Justo cuando el Padre Chen estaba a punto de entrar en su estudio, al oír a su mujer hablar así, sintió que era necesario tener una conversación seria con ella.
—Esposa, quiero hablar contigo —el Viejo Chen se dio la vuelta y regresó a la sala de estar.
—No tengo tiempo para hablar —la Madre Chen negó con la cabeza—. Todavía hay tareas que hacer por aquí.
—¿Qué tareas? —dijo el Viejo Chen con urgencia—. Creo que lo que quiero discutir contigo es más importante.
—¿Acaso no tengo que preparar la cena? —la Madre Chen fulminó con la mirada al Viejo Chen—. ¿No tienes que cenar tú cuando vuelves del trabajo cada día? ¿O es que no me estoy partiendo el lomo aquí?
—Esposa, tómate un descanso hoy —dijo el Viejo Chen con urgencia.
Al oír esto, la Madre Chen dijo: —¿Te crees un «Inmortal»? ¿Piensas no comer?
—Hoy es la Víspera del Pequeño Año Nuevo, salgamos a comer fuera —el Viejo Chen agitó la mano—. La empresa también me ha dado unas decenas de miles como bonus de fin de año, te invitaré a una comida de lujo, ¿qué te parece? Zihan definitivamente no vendrá a cenar a casa esta noche, así que salgamos a comer.
La Madre Chen, al oír esto, se alegró. Se desató rápidamente el delantal y se acercó con una sonrisa, sentándose frente al Viejo Chen.

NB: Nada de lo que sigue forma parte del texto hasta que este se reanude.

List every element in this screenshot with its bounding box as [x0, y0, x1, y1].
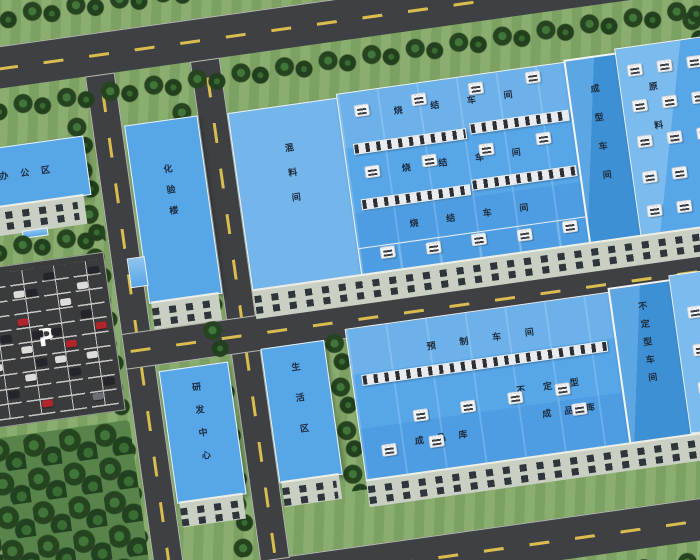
- roof-vent-unit: [428, 434, 445, 448]
- roof-vent-unit: [471, 232, 488, 246]
- roof-vent-unit: [460, 400, 477, 414]
- roof-vent-unit: [696, 126, 700, 140]
- roof-vent-unit: [411, 92, 428, 106]
- parked-car: [43, 272, 55, 280]
- roof-vent-unit: [516, 228, 533, 242]
- roof-vent-unit: [354, 103, 371, 117]
- roof-vent-unit: [692, 343, 700, 357]
- roof-vent-unit: [656, 59, 673, 73]
- parked-car: [36, 358, 48, 366]
- roof-vent-unit: [676, 199, 693, 213]
- roof-vent-unit: [691, 90, 700, 104]
- roof-vent-unit: [627, 63, 644, 77]
- factory-site-plan: 办公区 P 化验楼 研发中心 生活区 混料间: [0, 0, 700, 560]
- roof-vent-unit: [571, 402, 588, 416]
- roof-vent-unit: [421, 154, 438, 168]
- roof-vent-unit: [535, 131, 552, 145]
- parked-car: [51, 327, 63, 335]
- parking-lot: P: [0, 252, 126, 429]
- roof-vent-unit: [468, 81, 485, 95]
- parked-car: [25, 373, 37, 381]
- roof-vent-unit: [380, 245, 397, 259]
- roof-vent-unit: [687, 305, 700, 319]
- roof-vent-unit: [525, 70, 542, 84]
- parked-car: [69, 367, 81, 375]
- roof-vent-unit: [478, 142, 495, 156]
- roof-vent-unit: [661, 95, 678, 109]
- roof-vent-unit: [381, 443, 398, 457]
- roof-vent-unit: [425, 241, 442, 255]
- roof-vent-unit: [507, 391, 524, 405]
- roof-vent-unit: [666, 130, 683, 144]
- roof-vent-unit: [686, 55, 700, 69]
- roof-vent-unit: [554, 382, 571, 396]
- tree-grove: [0, 420, 150, 560]
- roof-vent-unit: [642, 170, 659, 184]
- roof-vent-unit: [364, 165, 381, 179]
- roof-vent-unit: [671, 166, 688, 180]
- roof-vent-unit: [637, 134, 654, 148]
- roof-vent-unit: [646, 204, 663, 218]
- site-plan-scene: 办公区 P 化验楼 研发中心 生活区 混料间: [0, 0, 700, 560]
- roof-vent-unit: [562, 220, 579, 234]
- roof-vent-unit: [632, 99, 649, 113]
- roof-vent-unit: [413, 408, 430, 422]
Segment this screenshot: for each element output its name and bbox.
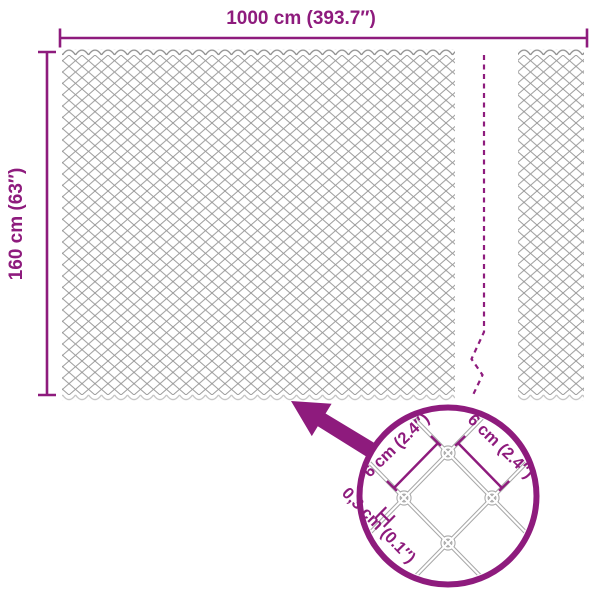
product-diagram: 1000 cm (393.7″) 160 cm (63″) 6 cm (2.4″… <box>0 0 600 600</box>
mesh-texture-main <box>62 55 455 395</box>
mesh-panel-cut <box>518 49 584 400</box>
mesh-bottom-edge <box>62 395 455 401</box>
detail-magnifier-circle <box>360 408 537 585</box>
width-dimension-label: 1000 cm (393.7″) <box>226 8 376 29</box>
mesh-top-edge-cut <box>518 49 584 55</box>
mesh-bottom-edge-cut <box>518 395 584 401</box>
height-dimension-label: 160 cm (63″) <box>6 168 27 281</box>
mesh-top-edge <box>62 49 455 55</box>
diagram-canvas: 1000 cm (393.7″) 160 cm (63″) 6 cm (2.4″… <box>0 0 600 600</box>
mesh-texture-cut <box>518 55 584 395</box>
mesh-panel-main <box>62 49 455 400</box>
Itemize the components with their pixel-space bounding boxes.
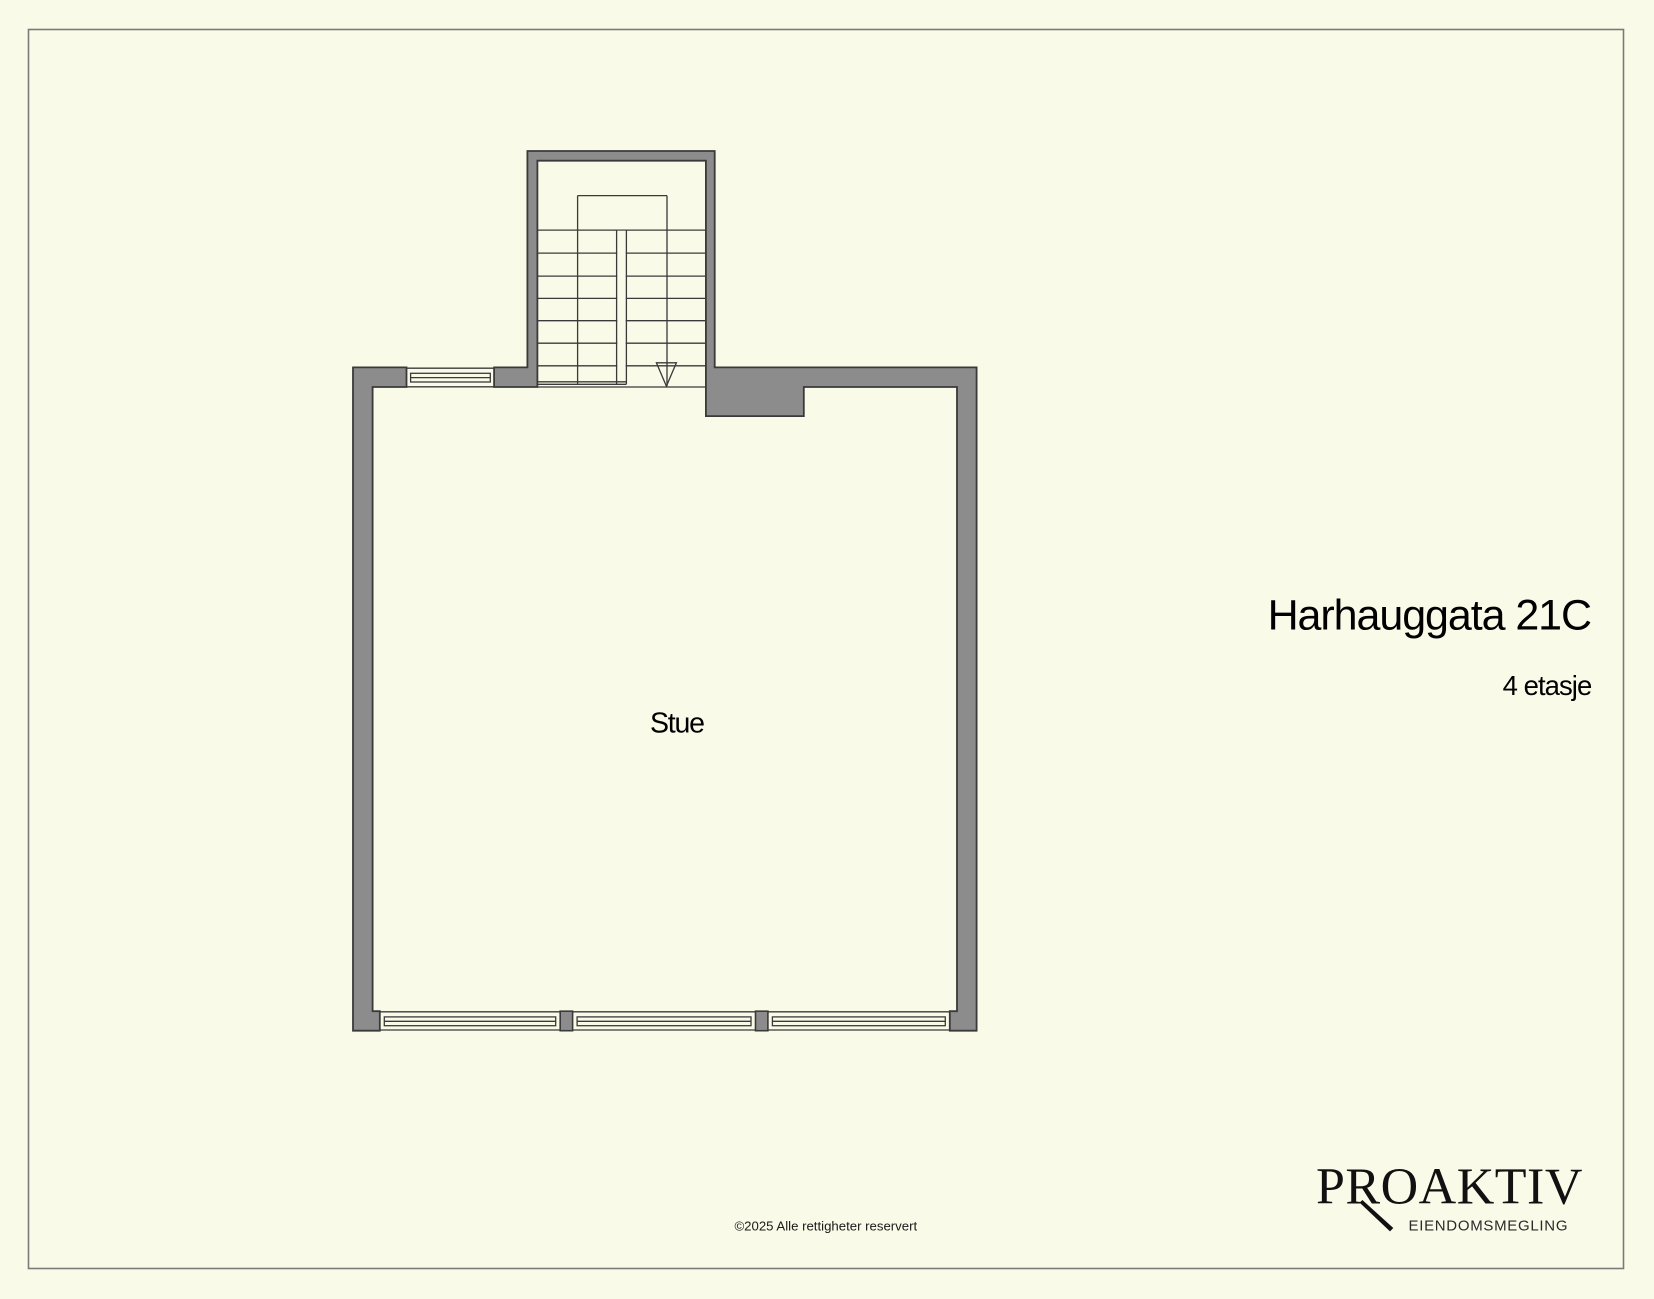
svg-text:EIENDOMSMEGLING: EIENDOMSMEGLING: [1409, 1217, 1569, 1234]
svg-text:PROAKTIV: PROAKTIV: [1316, 1159, 1583, 1216]
svg-text:4 etasje: 4 etasje: [1503, 670, 1592, 701]
svg-text:Stue: Stue: [650, 708, 704, 740]
svg-text:©2025 Alle rettigheter reserve: ©2025 Alle rettigheter reservert: [734, 1218, 917, 1233]
svg-text:Harhauggata 21C: Harhauggata 21C: [1268, 592, 1591, 640]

Preguntó: —¿Y bien, dime, de qué quieres hablar?
—Sobre el asunto de nuestra hija —sonrió el Viejo Chen—. ¿No has esperado siempre que pudiera estar con el chico de la familia Jiang?
—¡Sí! —asintió la Madre Chen—. Eso sería bueno para nuestra hija. Realmente debería ser así.
—Pero, ¿te has parado a pensar, y si Jiang Xiaoliang no es una buena persona? —el Padre Chen frunció el ceño—. Todos los jóvenes amos ricos son o moralmente corruptos o unos rompecorazones. Piénsalo, ¿no éramos también pobres cuando empezamos a salir? ¿No nos va bien ahora?
—¿Cómo va a ser lo mismo? —la Madre Chen frunció el ceño y luego dijo—. ¿Es la sociedad de hoy igual que la de antes? La gente de antes podía soportar las dificultades, pero la de ahora no. Así que, si Zihan quiere estar con Xiao Han, me opongo rotundamente, solo con ver la situación familiar de Xiao Han, se nota que no tienen buen carácter. En fin, definitivamente no estoy de acuerdo con que mi hija esté con una persona así.
El Padre Chen se rio y luego dijo: —¿Y si el carácter de Jiang Xiaoliang no es bueno?
—Eso no es un problema —la Madre Chen negó con la cabeza y luego dijo—. Siempre y cuando se case con mi hija abierta y formalmente. Si su carácter no es bueno, entonces pueden divorciarse. ¿No se quedaría entonces mi hija con la mitad de la fortuna de la familia Jiang?
—¡Tú, tú! —el Viejo Chen pareció impotente, mostrándose muy molesto con su esposa.
—¿Qué pasa conmigo? —frunció el ceño la Madre Chen.
—¡Avara! —el Viejo Chen negó con la cabeza y luego dijo—. Una mujer no debería centrarse solo en el dinero; lo que debería importar son los sentimientos. Además, con las aptitudes de nuestra hija, cuando empiece a trabajar, ¿podrían ser malas sus condiciones?
—Exactamente —la Madre Chen bufó con frialdad—. En el futuro, la situación de nuestra hija será sin duda muy buena; no solo es guapa, sino que también tiene una sólida educación. ¿Acaso va a encontrar un hombre que sea peor que ella? ¡Eso sí que no!